今週は、「介護士の髪型はどこまで許される?」という話題を紹介します。
介護の仕事で髪のおしゃれは楽しめる?
時代の移り変わりとともに、変わりゆくのが髪型の流行。昭和の時代には、白髪染め以外に髪を染める人間はごくわずかで、男性が髪を伸ばしたり、パーマを掛けたりすることは珍しかったが、今や男性の長髪は珍しくなく、一度も髪を染めたことがない若者など、少数派に属するほどだ。髪型でおしゃれを楽しむ文化が育まれ、髪型のバリエーションも大幅に増えた。
ただ、社会人として働く場合には、TPOというものが存在する。
介護の仕事では金髪もOKな事業所も多いようだが、『個性的な髪型』はどこまでOKなのだろうか?
実際に老人ホームで働くスタッフに聞いてみた。
介護士の髪型はどこまで許せる?
都内の介護付き有料老人ホームで働くウエノさんは「髪の長さ」についてこう語る。
「ウチの施設には、そもそも男性の長髪に関する規定はありません。ただでさえ女性スタッフが圧倒的に多く、男性で髪が長いスタッフがいなかったので、これまで問題になったことが無いのです。
女性スタッフの中には髪が長い方はいくらでもいます。規定には『清潔に保つこと』『表情が隠れないように。髪が長い場合はまとめること』と記されているので、男性もこの規定を守ればOKだと思いますが……」
利用者さんが『イヤ』ならNGです
ただ、ヒゲが問題になったことはあり、長髪に関しても「必ずOK」というわけでもなさそうだ。
「これはルールとして明文化されているわけではありませんが、長いヒゲについては利用者から『イヤだ』という要望が複数の方から寄せられたことがありました。本人は『やっぱりダメか~』と明るい調子で言い、すぐにヒゲを剃ったため、大した問題になりませんでしたが、そう考えると、長髪も切るように求められる可能性はあるかもしれませんね」
長髪ドレッドやモヒカンの介護士がいるって本当?
一方、「介護士の奇抜な髪型も全く問題ない」というのは、都内の訪問介護事業所の場合で働くタナカさんだ。
「ウチのスタッフの中には、長髪のドレッドヘアーや、サイドを激しく刈り上げたモヒカンスタイルの男性がいます。2人ともミュージシャンの卵で、『他のバイトより勤務時間の融通が利くから』という理由で、ヘルパーをやっています。

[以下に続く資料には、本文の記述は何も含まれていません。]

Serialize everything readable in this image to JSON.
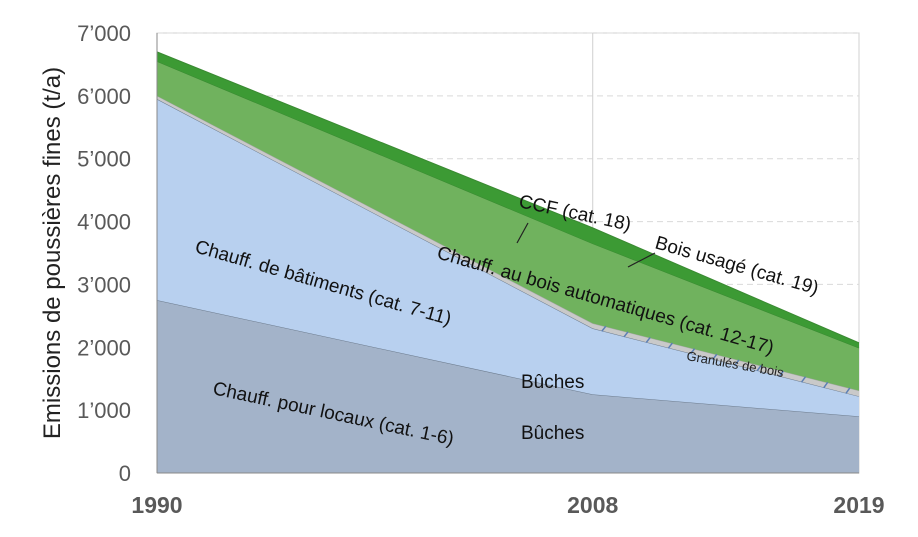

経歴や資格が無くても、やる気さえあれば出来る介護の仕事は彼らの性に合っているようで、スタッフにはバンドマンが何人もいます」
採用面接でも髪型不問。人間性をチェック
「もちろん、採用前に面接をやりますから、非常識な人間は採用しません。でも、不衛生でさえなければ、髪型は自由です。
彼らに『髪型について何か言われる?』と聞いたことがありますが、『触ってみてもいい?』とか『切るのにいくらかかるの?』とか、好奇心で質問しても好意的に答えていますよ。

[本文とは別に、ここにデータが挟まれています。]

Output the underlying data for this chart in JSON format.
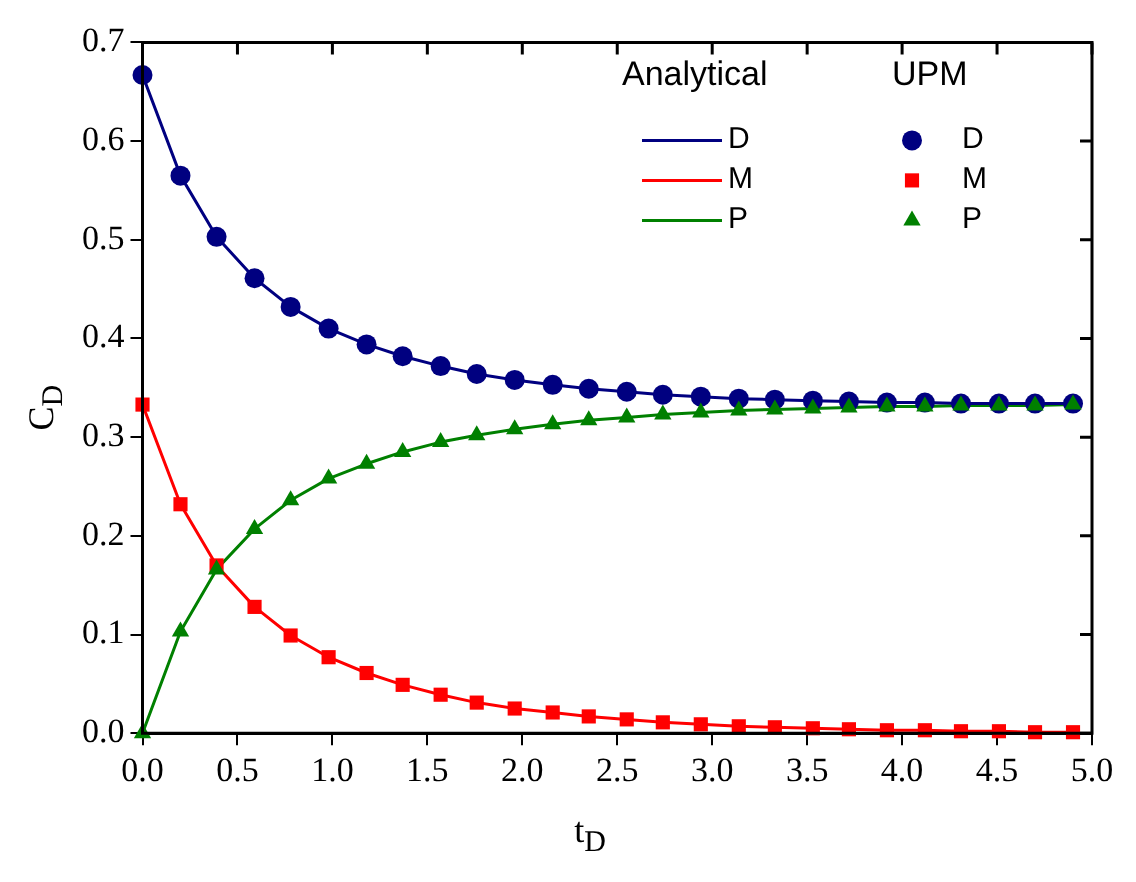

長髪の男の子は『お姉ちゃんかと思ったら、お兄ちゃんかい!』と言われたと、笑っていました。ただ、『ウチの孫だったら許さない』と言われたことはあるそうです」
髪色・髪型も相手次第。不快感がないように!
これまで介護事業所や介護付き有料老人ホームなど、介護業界で経験を重ねたハセガワさんはいう。

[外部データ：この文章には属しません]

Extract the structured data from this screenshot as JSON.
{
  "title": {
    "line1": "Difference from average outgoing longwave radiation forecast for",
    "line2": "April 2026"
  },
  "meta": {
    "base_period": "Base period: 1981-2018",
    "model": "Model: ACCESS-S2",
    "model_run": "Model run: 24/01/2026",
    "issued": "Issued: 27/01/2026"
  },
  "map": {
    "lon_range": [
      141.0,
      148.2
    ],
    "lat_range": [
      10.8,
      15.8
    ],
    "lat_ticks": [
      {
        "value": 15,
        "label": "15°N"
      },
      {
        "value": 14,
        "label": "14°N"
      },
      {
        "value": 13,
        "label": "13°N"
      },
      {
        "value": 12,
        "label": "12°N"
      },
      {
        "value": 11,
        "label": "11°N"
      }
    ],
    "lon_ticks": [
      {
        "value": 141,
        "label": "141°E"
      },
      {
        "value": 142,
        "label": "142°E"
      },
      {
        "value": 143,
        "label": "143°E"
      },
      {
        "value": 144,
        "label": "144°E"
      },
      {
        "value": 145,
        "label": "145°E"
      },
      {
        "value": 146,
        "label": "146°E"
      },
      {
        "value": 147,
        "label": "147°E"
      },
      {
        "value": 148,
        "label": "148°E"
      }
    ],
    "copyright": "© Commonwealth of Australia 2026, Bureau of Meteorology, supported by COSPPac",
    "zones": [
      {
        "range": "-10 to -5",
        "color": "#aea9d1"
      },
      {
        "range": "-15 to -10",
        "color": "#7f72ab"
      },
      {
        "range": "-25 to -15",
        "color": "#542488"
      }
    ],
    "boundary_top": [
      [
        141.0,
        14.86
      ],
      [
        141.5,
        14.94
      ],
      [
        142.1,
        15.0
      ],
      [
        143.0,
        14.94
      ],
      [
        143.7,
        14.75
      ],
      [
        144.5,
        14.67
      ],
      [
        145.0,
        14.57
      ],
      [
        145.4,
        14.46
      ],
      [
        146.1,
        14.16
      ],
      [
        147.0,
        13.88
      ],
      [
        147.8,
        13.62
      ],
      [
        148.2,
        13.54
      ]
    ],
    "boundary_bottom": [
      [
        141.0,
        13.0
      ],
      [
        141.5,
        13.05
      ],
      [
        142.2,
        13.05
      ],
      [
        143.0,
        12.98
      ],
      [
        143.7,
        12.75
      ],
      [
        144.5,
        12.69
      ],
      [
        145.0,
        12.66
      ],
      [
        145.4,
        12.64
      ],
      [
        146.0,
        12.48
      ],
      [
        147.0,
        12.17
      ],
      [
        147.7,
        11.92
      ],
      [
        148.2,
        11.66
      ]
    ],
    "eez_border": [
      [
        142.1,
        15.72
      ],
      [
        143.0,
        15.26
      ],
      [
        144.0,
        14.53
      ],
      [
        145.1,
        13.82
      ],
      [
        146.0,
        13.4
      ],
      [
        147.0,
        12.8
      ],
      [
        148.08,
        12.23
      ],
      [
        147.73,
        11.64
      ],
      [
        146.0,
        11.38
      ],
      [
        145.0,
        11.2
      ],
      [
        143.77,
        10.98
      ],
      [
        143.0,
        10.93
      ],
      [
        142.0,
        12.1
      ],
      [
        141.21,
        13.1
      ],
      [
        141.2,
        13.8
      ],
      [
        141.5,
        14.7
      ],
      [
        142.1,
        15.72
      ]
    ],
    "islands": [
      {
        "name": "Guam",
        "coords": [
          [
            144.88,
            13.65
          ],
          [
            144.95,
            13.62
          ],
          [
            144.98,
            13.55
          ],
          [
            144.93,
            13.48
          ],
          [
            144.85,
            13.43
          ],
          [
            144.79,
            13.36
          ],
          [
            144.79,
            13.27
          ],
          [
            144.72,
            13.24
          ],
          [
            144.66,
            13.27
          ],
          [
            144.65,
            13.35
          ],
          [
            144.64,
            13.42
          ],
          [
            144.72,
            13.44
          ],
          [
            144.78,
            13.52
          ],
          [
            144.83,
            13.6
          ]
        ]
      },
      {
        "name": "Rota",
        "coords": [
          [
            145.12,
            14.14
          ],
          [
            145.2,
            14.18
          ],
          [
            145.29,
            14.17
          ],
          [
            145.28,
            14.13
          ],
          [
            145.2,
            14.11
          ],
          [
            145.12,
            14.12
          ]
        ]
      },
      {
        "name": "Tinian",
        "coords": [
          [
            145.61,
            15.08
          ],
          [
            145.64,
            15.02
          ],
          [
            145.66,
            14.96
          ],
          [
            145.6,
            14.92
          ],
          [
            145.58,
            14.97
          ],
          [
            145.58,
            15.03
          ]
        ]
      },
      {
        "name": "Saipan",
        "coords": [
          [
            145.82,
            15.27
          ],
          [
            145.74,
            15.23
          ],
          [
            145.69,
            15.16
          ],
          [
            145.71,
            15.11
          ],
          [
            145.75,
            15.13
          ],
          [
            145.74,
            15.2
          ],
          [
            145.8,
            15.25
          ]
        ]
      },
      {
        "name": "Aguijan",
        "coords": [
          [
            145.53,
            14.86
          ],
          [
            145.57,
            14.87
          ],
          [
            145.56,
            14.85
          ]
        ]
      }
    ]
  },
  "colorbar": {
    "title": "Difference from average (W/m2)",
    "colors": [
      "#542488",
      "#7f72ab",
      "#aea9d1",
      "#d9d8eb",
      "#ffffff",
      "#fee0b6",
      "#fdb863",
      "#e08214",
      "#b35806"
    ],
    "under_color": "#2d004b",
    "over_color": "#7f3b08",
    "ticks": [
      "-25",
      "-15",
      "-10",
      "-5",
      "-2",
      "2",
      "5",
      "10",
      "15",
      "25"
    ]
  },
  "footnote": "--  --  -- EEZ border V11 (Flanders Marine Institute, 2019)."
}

「髪型に関してハードルが低いのは訪問ヘルパーでしょうね。利用者にイヤだと言われたら、担当を変えてもらえば良いだけですから。
正直、学校のルールではないので、個人の資質に負うところはあると思います。同じ髪型でも、清潔感がある人もいれば、小汚く見えてしまう人もいますから、『どんな髪型でもOK』とは無条件には言えないかもしれませんね」
いささか抽象的な言い方になるが、結局は“見苦しくない範囲”ということになりそう。髪型で個性を発揮する場ではないので『何でもアリ』というわけにはいかないが、利用者さんや周りのスタッフへの配慮があればある程度の裁量は許されそうだ。